El impacto del cambio climático se hace sentir con fuerza en el este de los Estados Unidos y Canadá. No viene del mar, como ocurre en algunas zonas de la costa atlántica, donde las inundaciones se han hecho frecuentes, incluso en días soleados. Tampoco aparece en forma de fenómenos extremos, como huracanes o nevadas. Viene en el aire, producto de incendios forestales a cientos de kilómetros de distancia.
Grandes ciudades norteamericanas, como Toronto, capital económica de Canadá, y Ottawa, su capital política, están sumidas en espesas nubes de humo con serios peligros para la salud.
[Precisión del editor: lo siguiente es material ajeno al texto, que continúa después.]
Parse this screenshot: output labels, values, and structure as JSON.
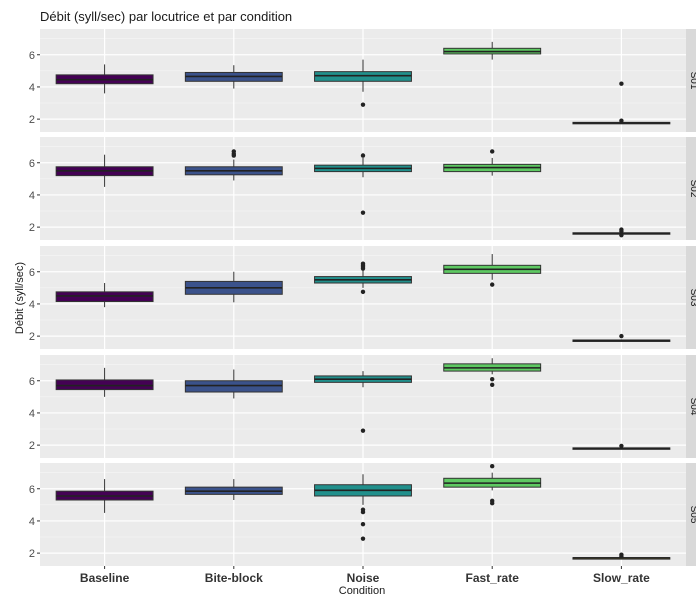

En Nueva York, las autoridades aconsejaron a los ciudadanos salir de sus casas lo menos posible.
En algunas regiones orientales del continente, las autoridades de salud sugirieron volver a utilizar máscaras N95, como en los peores momentos de la pandemia. Las escuelas mantuvieron a los niños en el interior de sus instalaciones durante los recreos y las autoridades aeronáuticas cancelaron algunos vuelos. En total, unos 55 millones de personas fueron puestas bajo alerta.
Los incendios son producto de la sequía y las altas temperaturas, inusuales para las regiones afectadas del oeste. En la Columbia Británica, sobre el océano Pacífico, decenas de marcas de alta temperatura fueron superadas el mes pasado. Los termómetros llegaron a ubicarse entre 10 y 15 grados por encima de lo normal.
En lo que va del año, 2,7 millones de hectáreas ardieron en Canadá. La destrucción reciente en los Estados Unidos también ha sido espeluznante pero, en ambos países, el sufrimiento se había concentrado en las regiones occidentales, mucho menos pobladas y urbanizadas. Ahora que la tragedia se trasladó por el aire a las zonas orientales, donde están las grandes ciudades, los analistas pronostican un aumento del interés por el cambio climático y un debate más vigoroso sobre los sacrificios necesarios para enfrentarlo. La humanidad no experimenta en cabeza ajena aunque hacerlo le evitaría graves inconvenientes.
Las dudas sobre el cambio climático y la negación de su existencia ceden conforme los países experimentan las consecuencias en carne propia, pero las respuestas concretas se hacen esperar. El Panel Intergubernamental sobre el Cambio Climático de las Naciones Unidas urge una reacción desde hace años y advierte sobre las consecuencias de una posposición, incluidas la afectación de cosechas y el aumento de la mortalidad como consecuencia de enfermedades agravadas por el calentamiento global.
En Centroamérica, hay ejemplos cercanos de las peores secuelas del cambio climático. En Honduras, los campesinos abandonan sus fincas, incapaces de hacerlas producir, y emprenden la peligrosa ruta migratoria hacia el norte. Otro tanto puede decirse de Guatemala y El Salvador. En Costa Rica, los estudiosos señalan la necesidad de hallar estrategias de mitigación y adaptación al cambio climático para proteger cultivos como el café.
Las temperaturas promedio en Centroamérica aumentaron más de 1,3 °C en seis décadas y el proceso podría acelerarse en años venideros. Además de los acontecimientos climáticos extremos, los patrones se hicieron más irregulares, con sequías cuando debería llover y diluvios a destiempo. La disrupción de los ciclos de cultivo y la proliferación de enfermedades y plagas amenazan diversas cosechas.
El Istmo está entre las regiones más vulnerables, según el consenso entre científicos. Haríamos bien si experimentamos en cabeza ajena y emprendemos, cuanto antes, un programa de adaptación y mitigación. Sobre todo, es preciso evitar la tentación del beneficio a corto plazo mediante la explotación irracional de recursos indispensables para el bienestar futuro.